Bilim ve Ahlak Yoksunluğu
Toplantıda, ÇED Raporunu hazırlayan şirketin çevre mühendisi sunumunu yaparken, bir inşaat mühendisi, raporun bilimsel ve etik temelden yoksun olduğunu vurguladı.
“Sizinle meslektaş olmaktan utanıyorum. Hazırladığınız raporun en ufak bir bilimsel temeli yok” diyerek, projeye karşı tepkisini dile getirdi. Başka bir katılımcı, 450 yat kapasiteli proje için hazırlanan 490 sayfalık ÇED dosyasının yanlışlarla, eksiklerle ve halkı kandırmaya yönelik bilgilerle dolu olduğunu belirtti. “Bu proje iskele filan değil resmen marina projesi, siz kimi kandırıyorsunuz? Projede sürekli varlıklı insanlar adı geçiyor. Burada sadece varlıklı insanlar mı yaşıyor? Marinaların halka hiçbir faydası, kamu yararı yoktur.”
Hukuksuzluk ve Halkın Tutanağı
Toplantı, ÇED komisyonunun ve danışman firmanın adeta kaçarcasına salonu terk etmesiyle son buldu.
Halk, toplantının yapılmadığına dair kendi tutanaklarını tutarak, süreci kayıt altına aldı. Bir şehir plancısı ve çevre mühendisi, projenin hukuka aykırı olduğunu ve gerekli izinlerin alınmadan başlatıldığını vurguladılar. “Bu alanda ön izin sözleşmesi yapılmadan ÇED toplantısı yapılamaz. Herhangi bir izin sözleşmesi olmadan bu çalışmaların yapılması hukuka aykırıdır.
Hiçbir şekilde bu izin alınmadan, jeolojik etütler, hidrografik raporlar, modelleme raporları yapılmadan hiçbir şey yapılamaz.”
Bodrum’un Geleceği İçin Birlik
Bodrum’un doğal ve tarihi zenginliklerinin korunması, sadece Kumbahçe Mahallesi sakinlerinin değil, tüm Bodrumluların ortak mücadelesi haline gelmiştir. Bu projeye karşı verilen mücadele, doğaya, tarihe ve halkın yaşam alanlarına sahip çıkma mücadelesidir. Bodrum’un güzelliklerini korumak için birlik olan halk, çevreye ve geleceğe duyduğu sorumluluğu kararlılıkla sürdürmektedir.

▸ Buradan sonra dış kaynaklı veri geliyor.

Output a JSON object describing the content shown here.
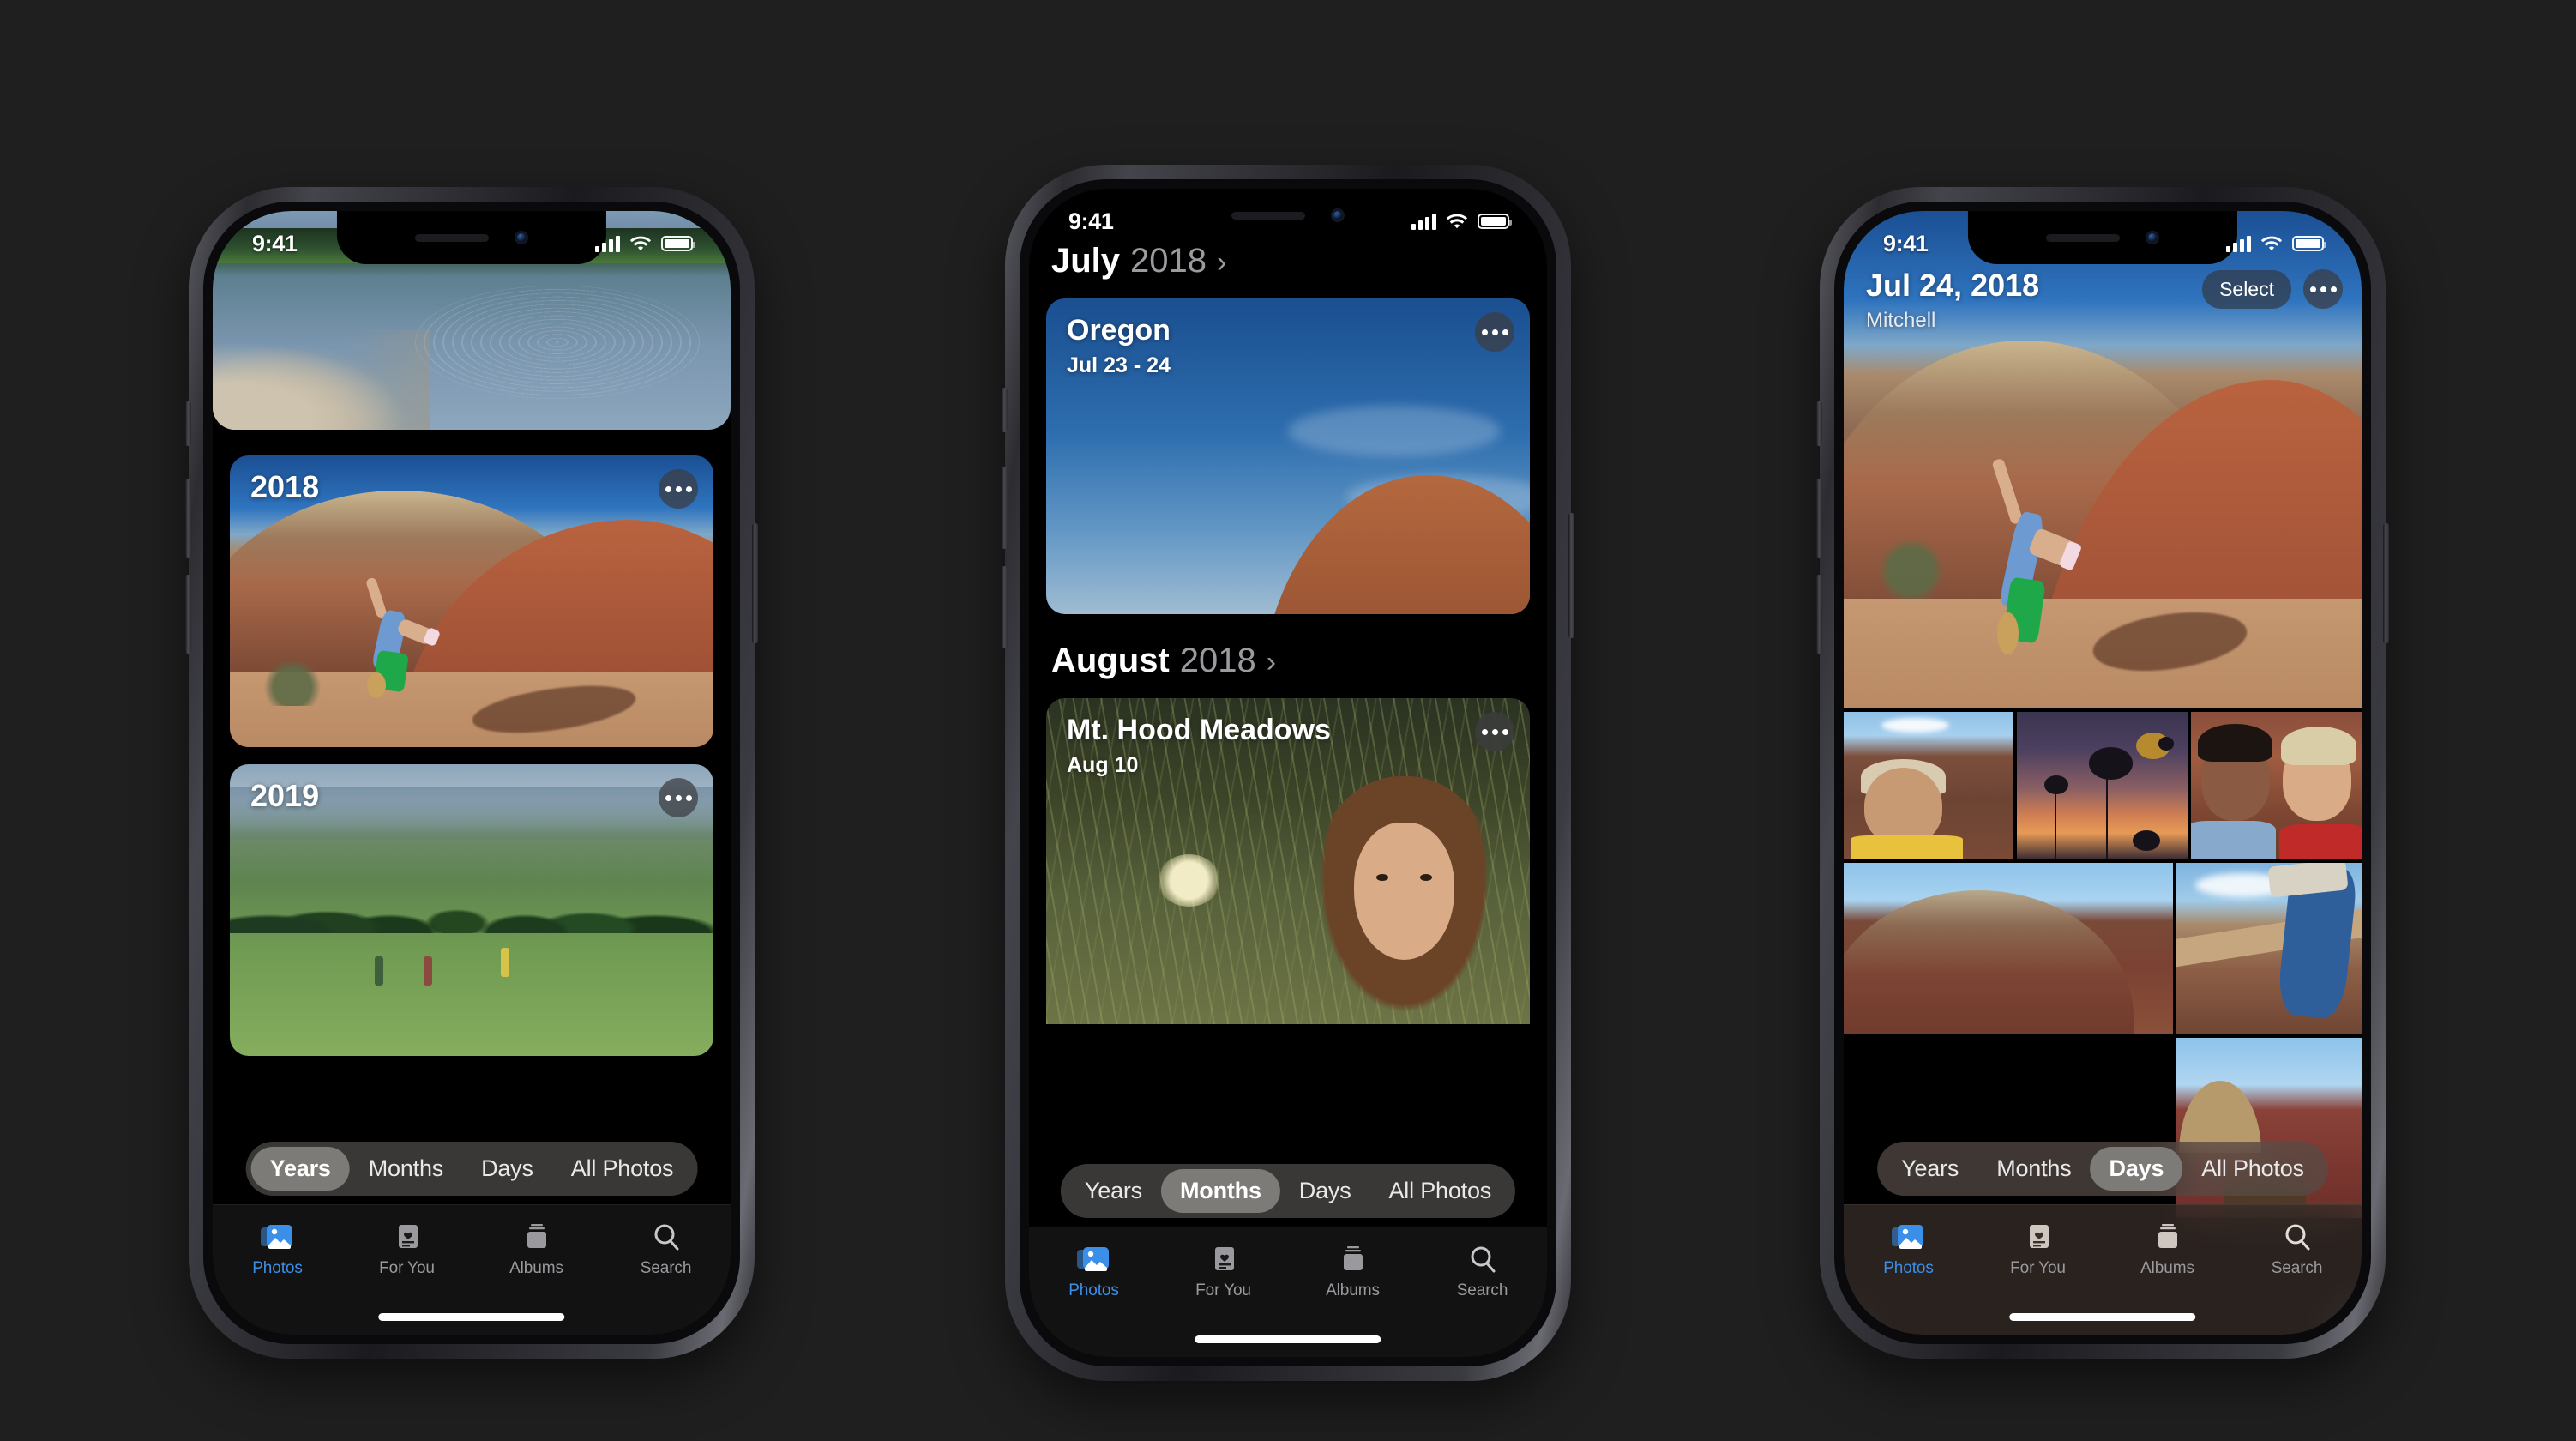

Bodrum’un tarihi ve doğal mirasının korunması için verilen mücadele, sadece yerel bir olay olmadığını, aksine tüm dünyada benzer projelere karşı verilen mücadelenin bir parçası olduğunu göstermektedir. Bodrum’un güzelliklerini ve tarihi mirasını korumak için sürdürülen bu direniş, gelecekte de çevre ve doğa dostu politikaların benimsenmesi için önemli bir örnek teşkil etmektedir. Halkın birliği ve kararlılığı, doğayı ve tarihi koruma mücadelesinde büyük bir güçtür.